Grinning blue deer and smiling violet horses lurk among the tropical plants at the garden’s edge, bearing pink or yellow saddles. Nearby, a troop of terracotta water rats trail across the grass, as if out for a stroll.
They’re the welcoming party to an unlikely building set back from the dusty streets of the central Thai city of Ayutthaya.
The Million Toy Museum is a big white structure with sky-blue window frames holding dozens of windows. It’s surrounded by a neatly-kept, lush garden scattered with colourful but fading animals salvaged from an old carousel.
Watched over by these surreal inhabitants, there’s something other worldly and fairy-tale about the building – as if the witch in Hansel and Gretel had fancied a warmer climate, and set up shop in Thailand.
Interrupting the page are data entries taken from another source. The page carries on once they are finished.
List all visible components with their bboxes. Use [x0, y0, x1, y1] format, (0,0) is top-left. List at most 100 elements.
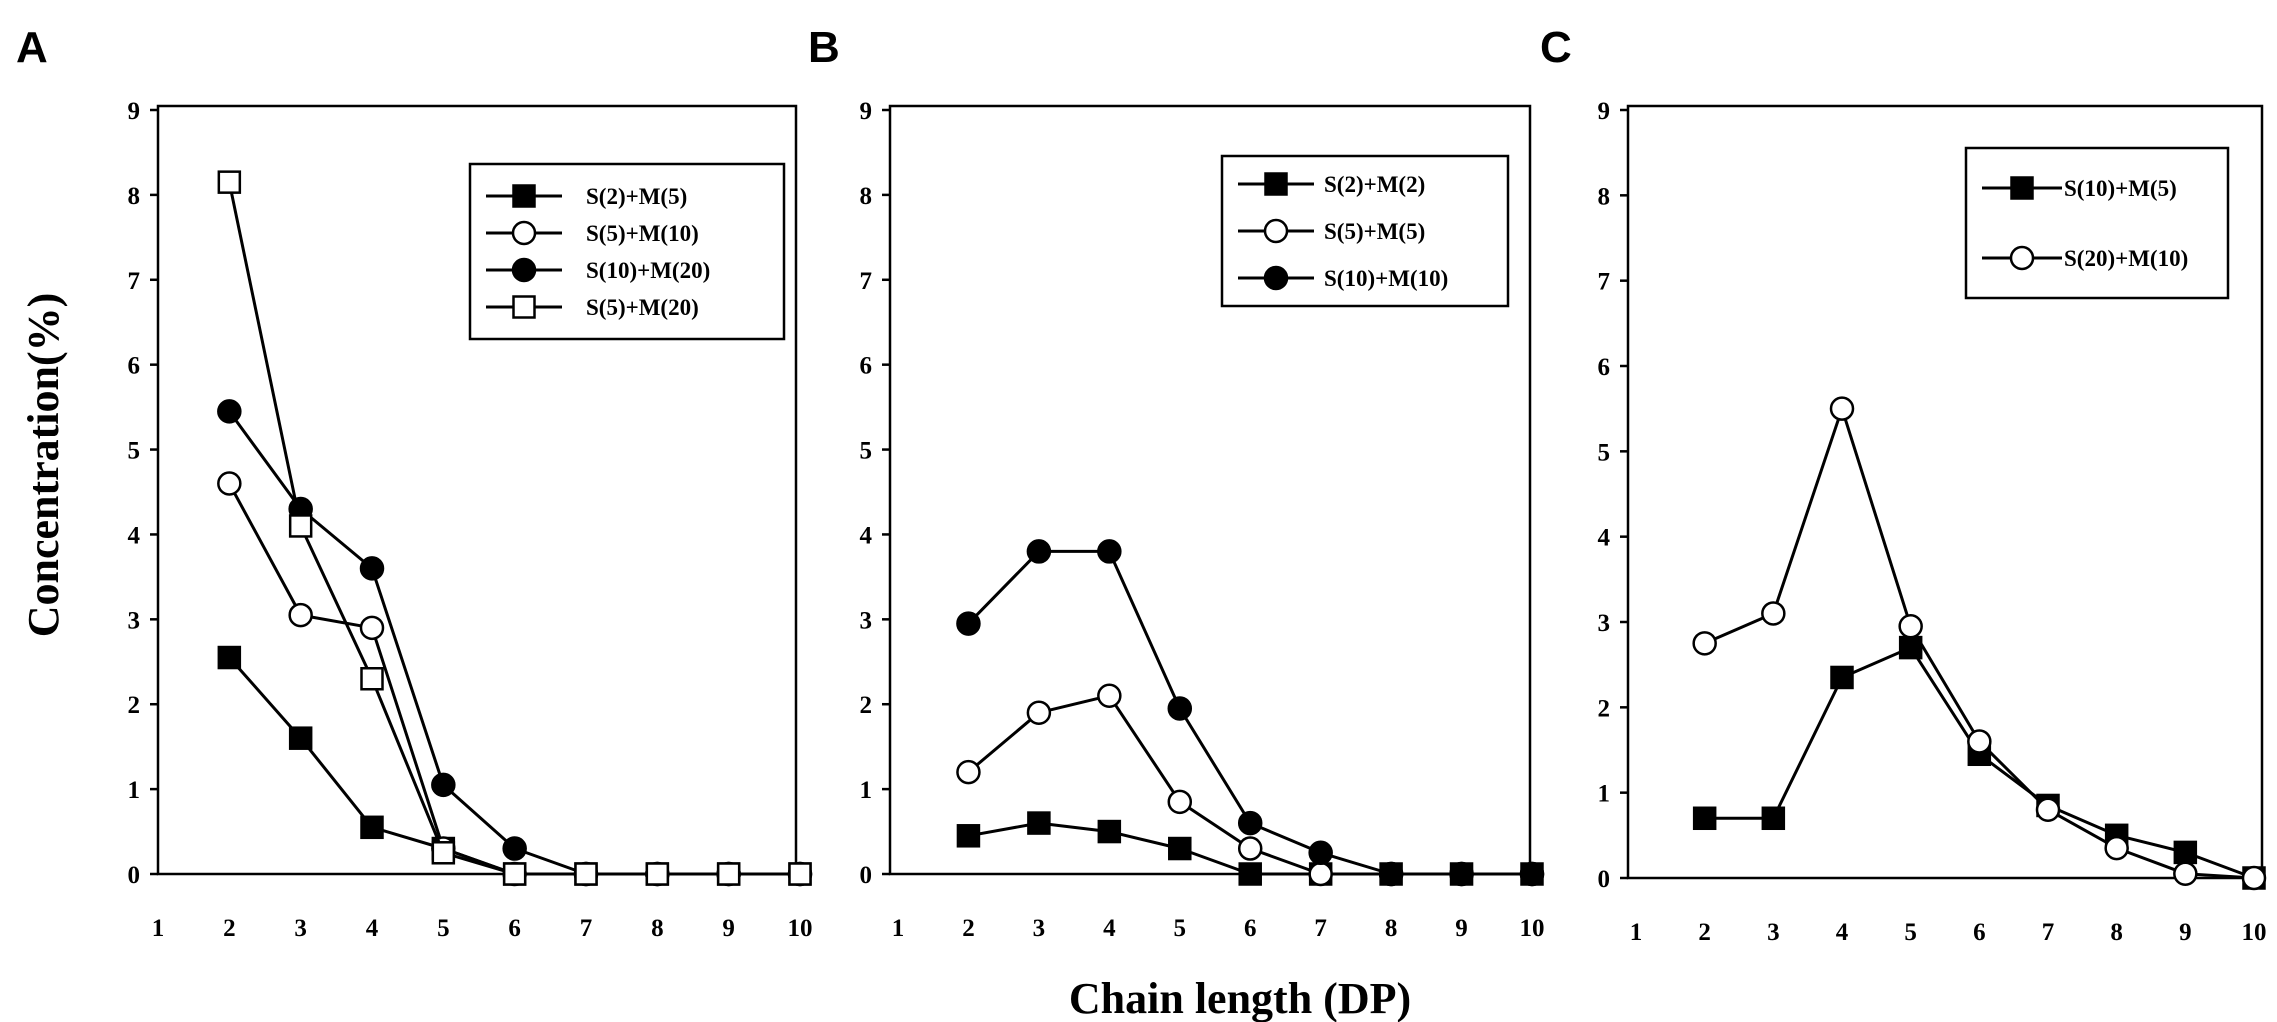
- panel-c-x-tick-label: 2: [1698, 919, 1711, 946]
- panel-b-legend-marker: [1264, 172, 1288, 196]
- panel-a-letter: A: [16, 23, 48, 72]
- panel-a-series-4-point: [288, 514, 313, 538]
- panel-c-series-1-point: [1830, 665, 1854, 690]
- panel-b-legend-label: S(5)+M(5): [1324, 219, 1425, 244]
- panel-c-x-tick-label: 1: [1630, 919, 1643, 946]
- panel-c-y-tick-label: 2: [1598, 695, 1611, 722]
- panel-b-series-1-point: [1097, 819, 1122, 844]
- panel-a-y-tick-label: 6: [128, 353, 141, 380]
- panel-c-y-tick-label: 3: [1598, 610, 1611, 637]
- panel-b-legend-label: S(2)+M(2): [1324, 172, 1425, 197]
- panel-b-legend-marker: [1263, 265, 1289, 291]
- x-axis-title: Chain length (DP): [1069, 974, 1411, 1022]
- panel-a-y-tick-label: 8: [128, 183, 141, 210]
- panel-a-x-tick-label: 4: [366, 915, 379, 942]
- panel-a-x-tick-label: 1: [152, 915, 165, 942]
- panel-b-series-2-point: [1237, 836, 1263, 861]
- panel-a-plot-frame: [156, 104, 798, 876]
- panel-b-x-tick-label: 6: [1244, 915, 1257, 942]
- panel-b-series-2-point: [1167, 789, 1193, 815]
- panel-b-y-tick-label: 1: [860, 777, 873, 804]
- panel-c-y-tick-label: 1: [1598, 781, 1611, 808]
- panel-a-series-1-point: [360, 815, 384, 840]
- panel-c-x-tick-label: 4: [1836, 919, 1849, 946]
- panel-c-plot-frame: [1626, 104, 2264, 880]
- panel-a-y-tick-label: 4: [128, 522, 141, 549]
- panel-a-series-1-point: [217, 645, 242, 670]
- panel-b-series-3-point: [1519, 861, 1545, 887]
- panel-c-legend-box: [1964, 146, 2230, 300]
- panel-a-legend-marker: [511, 257, 537, 283]
- panel-b-y-tick-label: 8: [860, 183, 873, 210]
- panel-a-x-tick-label: 5: [437, 915, 450, 942]
- panel-b-series-2-point: [956, 759, 981, 785]
- panel-c-series-1-point: [1692, 806, 1717, 831]
- panel-c-x-tick-label: 9: [2179, 919, 2192, 946]
- panel-c-legend-marker: [2010, 176, 2034, 200]
- panel-a-x-tick-label: 10: [788, 915, 813, 942]
- panel-c-series-2-point: [2104, 835, 2129, 861]
- panel-c-series-2-point: [1761, 601, 1786, 626]
- panel-b-x-tick-label: 2: [962, 915, 975, 942]
- panel-a-y-tick-label: 7: [128, 268, 141, 295]
- panel-a-y-tick-label: 3: [128, 607, 141, 634]
- panel-b-x-tick-label: 5: [1174, 915, 1187, 942]
- panel-a-legend-label: S(5)+M(10): [586, 221, 699, 246]
- panel-a-legend-marker: [512, 295, 536, 319]
- panel-b-y-tick-label: 7: [860, 268, 873, 295]
- panel-c-y-tick-label: 4: [1598, 525, 1611, 552]
- panel-a-series-2-line: [227, 482, 800, 876]
- panel-a-legend-marker: [512, 184, 536, 208]
- panel-a-series-4-point: [502, 862, 527, 886]
- panel-b-series-2-point: [1026, 700, 1052, 725]
- panel-b-series-1-point: [1027, 811, 1051, 835]
- panel-c-series-2-point: [1967, 729, 1992, 754]
- panel-c-y-tick-label: 8: [1598, 183, 1611, 210]
- panel-b-series-3-point: [1378, 861, 1404, 887]
- panel-c-legend-label: S(20)+M(10): [2064, 246, 2188, 271]
- panel-a-series-4-point: [360, 667, 384, 691]
- panel-b-y-tick-label: 6: [860, 353, 873, 380]
- panel-b-series-3-point: [1167, 696, 1193, 721]
- panel-a-series-4-point: [645, 862, 670, 886]
- panel-b-y-tick-label: 0: [860, 862, 873, 889]
- panel-a-series-3-line: [228, 410, 800, 876]
- panel-a-x-tick-label: 6: [508, 915, 521, 942]
- panel-a-legend-label: S(2)+M(5): [586, 184, 687, 209]
- panel-b-x-tick-label: 1: [892, 915, 905, 942]
- panel-c-series-2-point: [2035, 797, 2061, 822]
- panel-b-series-3-point: [1449, 861, 1474, 887]
- panel-b-y-tick-label: 2: [860, 692, 873, 719]
- panel-a-series-4-point: [716, 862, 741, 886]
- panel-a-legend: S(2)+M(5) S(5)+M(10) S(10)+M(20) S(5)+M(20): [468, 162, 786, 341]
- panel-a-series-3-point: [217, 399, 242, 424]
- panel-b-plot-frame: [888, 104, 1532, 876]
- panel-b-letter: B: [808, 23, 840, 72]
- panel-c-x-tick-label: 7: [2042, 919, 2055, 946]
- panel-a-x-tick-label: 7: [580, 915, 593, 942]
- panel-a-y-tick-label: 1: [128, 777, 141, 804]
- panel-b-series-3-point: [1026, 539, 1052, 564]
- y-axis-title: Concentration(%): [19, 293, 68, 638]
- panel-c-series-2-point: [2173, 861, 2198, 886]
- panel-b-x-tick-label: 3: [1033, 915, 1046, 942]
- panel-b-x-tick-label: 8: [1385, 915, 1398, 942]
- panel-b-series-3-point: [1097, 539, 1122, 564]
- panel-c-series-2-point: [2241, 865, 2267, 891]
- panel-c-letter: C: [1540, 23, 1572, 72]
- panel-a-series-4-point: [574, 862, 598, 886]
- panel-a-y-tick-label: 0: [128, 862, 141, 889]
- panel-b-series-1-point: [1238, 862, 1262, 886]
- panel-b-y-tick-label: 9: [860, 98, 873, 125]
- panel-b-x-tick-label: 9: [1455, 915, 1468, 942]
- panel-a-legend-label: S(5)+M(20): [586, 295, 699, 320]
- panel-b-x-tick-label: 7: [1314, 915, 1327, 942]
- panel-b-series-3-point: [1308, 840, 1333, 866]
- panel-a-series-2-point: [359, 615, 385, 641]
- panel-c-y-tick-label: 0: [1598, 866, 1611, 893]
- panel-a-legend-marker: [511, 220, 537, 246]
I half expect a wizened old lady beckoning me in with a gnarled finger, suggesting I take a bite of the marzipan architecture on the way.
Inside, however, it’s simply delightful.
Though a million toys is probably an exaggeration, there must be thousands of them within these walls. They fill the big space, in glass cases along the walls and down the centre of the room, and upstairs on a second level.
Curiously, the cases sometimes contain multiple copies of the same toy, presumably to create an artistic effect. In one, I find dozens of red-and-yellow tin goldfish, as if they’re swimming together.
Another case is so packed with old-fashioned metal robots, with stiff limbs, grated mouths, and flashing red eyes, that I could imagine it to be a scene from an old science fiction movie.
As I move deeper into the museum, I realise that everything is here, every type of toy ever invented: toy trucks with cement mixers on their backs in translucent red plastic; little cuckoo clocks; miniature army tanks, including a futuristic ‘Space Tank’; plush toys; spooky life-sized baby dolls; enough Ronald McDonald figures to cause a coronary; toy planes and rockets stacked against each other; and a veritable flotilla of toy helicopters with yellow plastic rotors.
Not far beyond the choppers are a number of beautifully constructed model locomotives made of tin, whose pistons and wheels move. I sigh deeply as Am, the attendant on duty, allows me to pick one up.
Surprised, I realise this place is doing exactly what I didn’t think it would do – taking me back to my childhood in the days before electronic toys, aboard the comfortable vehicle of nostalgia.
At least I know I’m not alone in my sentimentality. Am tells me the museum was founded by Professor Krirk Yoonpun, a renowned Thai author and illustrator of children’s books.
In the 1980s he was awarded a Japanese literary prize for his work. While in Japan he visited two museums with extensive toy collections, which gave him the idea of starting his own.
It seems odd that such a light-hearted novelty should exist here in Ayutthaya, which was the capital of Thailand until the Burmese army levelled it in the 18th century. The city is chiefly visited for its extensive ruins, great expanses of half-wrecked temples and palaces which hold a melancholy fascination.
A toy museum might seem out of place amid such grim history; but of course, toys are eternal. In the upstairs section are cases of small clay figures, worn with age. They were salvaged from the ruins of the former royal city, and might well be children’s playthings.
Reluctant to leave, I pass a statue of Superman and head down the stairs to the museum shop, where a selection of Yoonpun’s brightly coloured books and paintings are on sale.
Apparently the author tears himself away from his teaching work most weekends to come and read to kids at the museum, but I bet he’s also keen to visit his beloved toys. I know I would be.
I imagine the professor in the museum late at night after closing time, arranging robots, trains and tin goldfish into pleasing tableaux and the thought makes me smile.
Then I step out of this bubble of childlike charm, walking past the gawping carousel animals into the heat and noise of a tropical afternoon in Ayutthaya, and start looking for a tuk-tuk.